Another important statistic which I haven't yet seen in Silver's book but is connected to the above constraint is 'how often does the number of infected people double?'. A week ago, the figure in Israel was 3: if there were 1000 infected people on Sunday, then by Wednesday there were 2000. Now they are saying that the rate is 11 days which is a huge improvement, thanks to social distancing and people staying at home. To use an analogy: if the number of infected people is the velocity of a car, then the doubling rate is its acceleration. The health authorities would like zero acceleration, which would mean no increase in velocity (infected people) and even better, deceleration, in which the number of infected people decreases.

The epidemic endgame rests on how long the virus can stay active after it has infected people. If all the non-infected people are kept off the streets and only people who have recovered from the virus are allowed on the streets, what is the possibility of non-infected people catching the virus from those who have recovered? No one knows as yet. What is the influence of temperature and UV light on the virus (think of an Israeli summer and its effect on skin cancer)? Again, no one knows.

Another important datum is the length of time that the virus can lay dormant in a carrier. Let's say that everybody between the ages 20-29 cannot become ill but they can become carriers. If a 20 year old is infected on the first of April, will the virus that she carries be able to infect a 60 year old on the fifth of April? On the tenth of April? At the end of April? This datum again will influence the endgame, which is when people can return to a normal life.
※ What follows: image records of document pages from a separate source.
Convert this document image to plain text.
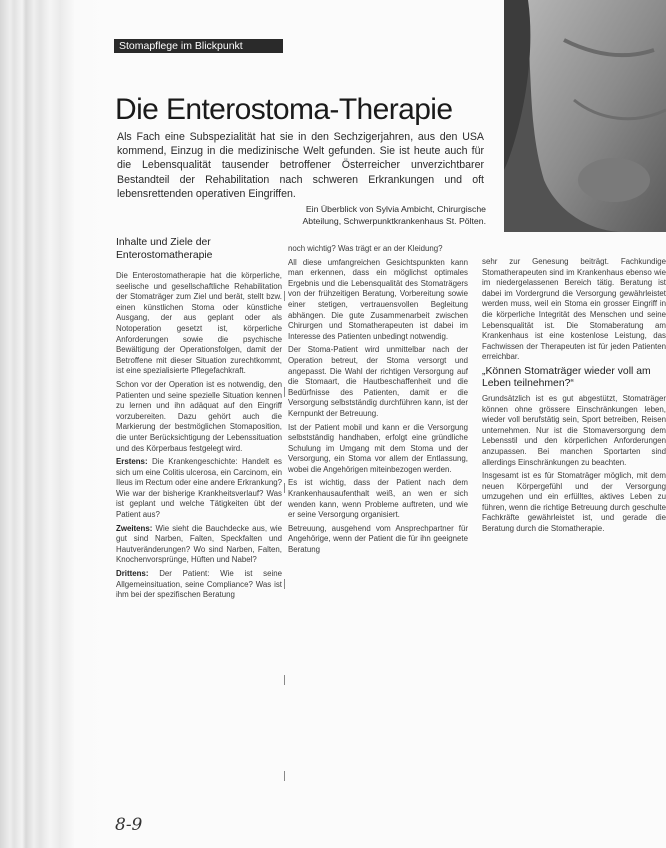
Stomapflege im Blickpunkt
Die Enterostoma-Therapie

Als Fach eine Subspezialität hat sie in den Sechzigerjahren, aus den USA kommend, Einzug in die medizinische Welt gefunden. Sie ist heute auch für die Lebensqualität tausender betroffener Österreicher unverzichtbarer Bestandteil der Rehabilitation nach schweren Erkrankungen und oft lebensrettenden operativen Eingriffen.

Ein Überblick von Sylvia Ambicht, Chirurgische
Abteilung, Schwerpunktkrankenhaus St. Pölten.
Inhalte und Ziele der Enterostomatherapie

Die Enterostomatherapie hat die körperliche, seelische und gesellschaftliche Rehabilitation der Stomaträger zum Ziel und berät, stellt bzw. einen künstlichen Stoma oder künstliche Ausgang, der aus geplant oder als Notoperation gesetzt ist, körperliche Anforderungen sowie die psychische Bewältigung der Operationsfolgen, damit der Betroffene mit dieser Situation zurechtkommt, ist eine spezialisierte Pflegefachkraft.

Schon vor der Operation ist es notwendig, den Patienten und seine spezielle Situation kennen zu lernen und ihn adäquat auf den Eingriff vorzubereiten. Dazu gehört auch die Markierung der bestmöglichen Stomaposition, die unter Berücksichtigung der Lebenssituation und des Körperbaus festgelegt wird.

Erstens: Die Krankengeschichte: Handelt es sich um eine Colitis ulcerosa, ein Carcinom, ein Ileus im Rectum oder eine andere Erkrankung? Wie war der bisherige Krankheitsverlauf? Was ist geplant und welche Tätigkeiten übt der Patient aus?

Zweitens: Wie sieht die Bauchdecke aus, wie gut sind Narben, Falten, Speckfalten und Hautveränderungen? Wo sind Narben, Falten, Knochenvorsprünge, Hüften und Nabel?

Drittens: Der Patient: Wie ist seine Allgemeinsituation, seine Compliance? Was ist ihm bei der spezifischen Beratung

noch wichtig? Was trägt er an der Kleidung?

All diese umfangreichen Gesichtspunkten kann man erkennen, dass ein möglichst optimales Ergebnis und die Lebensqualität des Stomaträgers von der frühzeitigen Beratung, Vorbereitung sowie einer stetigen, vertrauensvollen Begleitung abhängen. Die gute Zusammenarbeit zwischen Chirurgen und Stomatherapeuten ist dabei im Interesse des Patienten unbedingt notwendig.

Der Stoma-Patient wird unmittelbar nach der Operation betreut, der Stoma versorgt und angepasst. Die Wahl der richtigen Versorgung auf die Stomaart, die Hautbeschaffenheit und die Bedürfnisse des Patienten, damit er die Versorgung selbstständig durchführen kann, ist der Kernpunkt der Betreuung.

Ist der Patient mobil und kann er die Versorgung selbstständig handhaben, erfolgt eine gründliche Schulung im Umgang mit dem Stoma und der Versorgung, ein Stoma vor allem der Entlassung, wobei die Angehörigen miteinbezogen werden.

Es ist wichtig, dass der Patient nach dem Krankenhausaufenthalt weiß, an wen er sich wenden kann, wenn Probleme auftreten, und wie er seine Versorgung organisiert.

Betreuung, ausgehend vom Ansprechpartner für Angehörige, wenn der Patient die für ihn geeignete Beratung

sehr zur Genesung beiträgt. Fachkundige Stomatherapeuten sind im Krankenhaus ebenso wie im niedergelassenen Bereich tätig. Beratung ist dabei im Vordergrund die Versorgung gewährleistet werden muss, weil ein Stoma ein grosser Eingriff in die körperliche Integrität des Menschen und seine Lebensqualität ist. Die Stomaberatung am Krankenhaus ist eine kostenlose Leistung, das Fachwissen der Therapeuten ist für jeden Patienten erreichbar.

„Können Stomaträger wieder voll am Leben teilnehmen?“

Grundsätzlich ist es gut abgestützt, Stomaträger können ohne grössere Einschränkungen leben, wieder voll berufstätig sein, Sport betreiben, Reisen unternehmen. Nur ist die Stomaversorgung dem Lebensstil und den körperlichen Anforderungen anzupassen. Bei manchen Sportarten sind allerdings Einschränkungen zu beachten.

Insgesamt ist es für Stomaträger möglich, mit dem neuen Körpergefühl und der Versorgung umzugehen und ein erfülltes, aktives Leben zu führen, wenn die richtige Betreuung durch geschulte Fachkräfte gewährleistet ist, und gerade die Beratung durch die Stomatherapie.

8-9
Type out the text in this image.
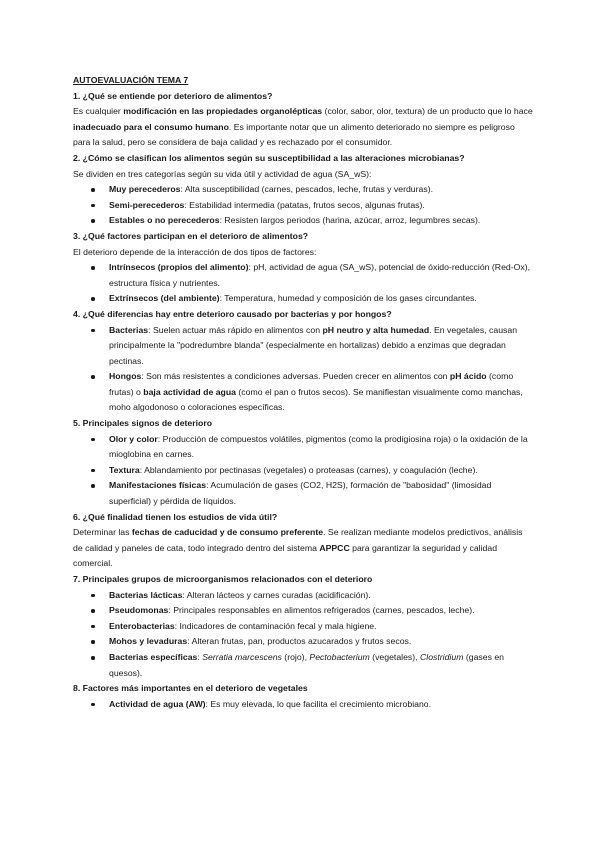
AUTOEVALUACIÓN TEMA 7

1. ¿Qué se entiende por deterioro de alimentos?

Es cualquier modificación en las propiedades organolépticas (color, sabor, olor, textura) de un producto que lo hace inadecuado para el consumo humano. Es importante notar que un alimento deteriorado no siempre es peligroso para la salud, pero se considera de baja calidad y es rechazado por el consumidor.

2. ¿Cómo se clasifican los alimentos según su susceptibilidad a las alteraciones microbianas?

Se dividen en tres categorías según su vida útil y actividad de agua (SA_wS):

Muy perecederos: Alta susceptibilidad (carnes, pescados, leche, frutas y verduras).
Semi-perecederos: Estabilidad intermedia (patatas, frutos secos, algunas frutas).
Estables o no perecederos: Resisten largos periodos (harina, azúcar, arroz, legumbres secas).

3. ¿Qué factores participan en el deterioro de alimentos?

El deterioro depende de la interacción de dos tipos de factores:

Intrínsecos (propios del alimento): pH, actividad de agua (SA_wS), potencial de óxido-reducción (Red-Ox), estructura física y nutrientes.
Extrínsecos (del ambiente): Temperatura, humedad y composición de los gases circundantes.

4. ¿Qué diferencias hay entre deterioro causado por bacterias y por hongos?

Bacterias: Suelen actuar más rápido en alimentos con pH neutro y alta humedad. En vegetales, causan principalmente la "podredumbre blanda" (especialmente en hortalizas) debido a enzimas que degradan pectinas.
Hongos: Son más resistentes a condiciones adversas. Pueden crecer en alimentos con pH ácido (como frutas) o baja actividad de agua (como el pan o frutos secos). Se manifiestan visualmente como manchas, moho algodonoso o coloraciones específicas.

5. Principales signos de deterioro

Olor y color: Producción de compuestos volátiles, pigmentos (como la prodigiosina roja) o la oxidación de la mioglobina en carnes.
Textura: Ablandamiento por pectinasas (vegetales) o proteasas (carnes), y coagulación (leche).
Manifestaciones físicas: Acumulación de gases (CO2, H2S), formación de "babosidad" (limosidad superficial) y pérdida de líquidos.

6. ¿Qué finalidad tienen los estudios de vida útil?

Determinar las fechas de caducidad y de consumo preferente. Se realizan mediante modelos predictivos, análisis de calidad y paneles de cata, todo integrado dentro del sistema APPCC para garantizar la seguridad y calidad comercial.

7. Principales grupos de microorganismos relacionados con el deterioro

Bacterias lácticas: Alteran lácteos y carnes curadas (acidificación).
Pseudomonas: Principales responsables en alimentos refrigerados (carnes, pescados, leche).
Enterobacterias: Indicadores de contaminación fecal y mala higiene.
Mohos y levaduras: Alteran frutas, pan, productos azucarados y frutos secos.
Bacterias específicas: Serratia marcescens (rojo), Pectobacterium (vegetales), Clostridium (gases en quesos).

8. Factores más importantes en el deterioro de vegetales

Actividad de agua (AW): Es muy elevada, lo que facilita el crecimiento microbiano.
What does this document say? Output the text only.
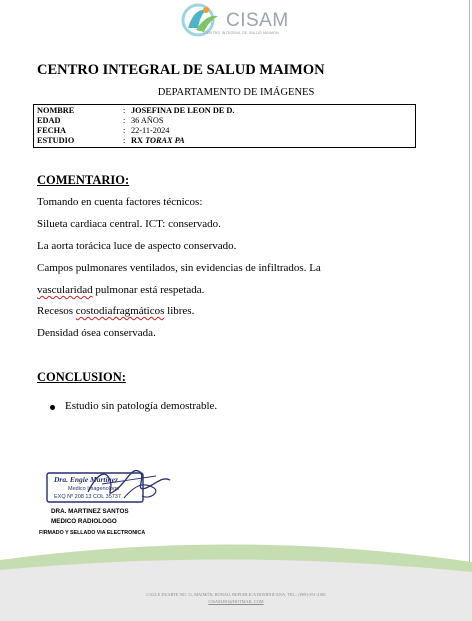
CISAM
CENTRO INTEGRAL DE SALUD MAIMON
CENTRO INTEGRAL DE SALUD MAIMON
DEPARTAMENTO DE IMÁGENES
NOMBRE	: JOSEFINA DE LEON DE D.
EDAD	: 36 AÑOS
FECHA	: 22-11-2024
ESTUDIO	: RX TORAX PA
COMENTARIO:
Tomando en cuenta factores técnicos:
Silueta cardiaca central. ICT: conservado.
La aorta torácica luce de aspecto conservado.
Campos pulmonares ventilados, sin evidencias de infiltrados. La
vascularidad pulmonar está respetada.
Recesos costodiafragmáticos libres.
Densidad ósea conservada.
CONCLUSION:
Estudio sin patología demostrable.
Dra. Engie Martinez
Medico Imagenologo
EXQ Nº 208 13 COL 35737
DRA. MARTINEZ SANTOS
MEDICO RADIOLOGO
FIRMADO Y SELLADO VIA ELECTRONICA
CALLE DUARTE NO. 11, MAIMÓN, BONAO, REPUBLICA DOMINICANA, TEL.: (809)-551-2186
CISAM.BO@HOTMAIL.COM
As Silver notes, the important data about an epidemic are known only several years after the epidemic passes. No one knows the data when the epidemic is active and so the health authorities have to make predictions in order to handle the epidemic. This book is about making predictions: how to make models as accurate as can be and how to mitigate biases (something which I have written about recently in my thesis). So, this is very much a book for our times.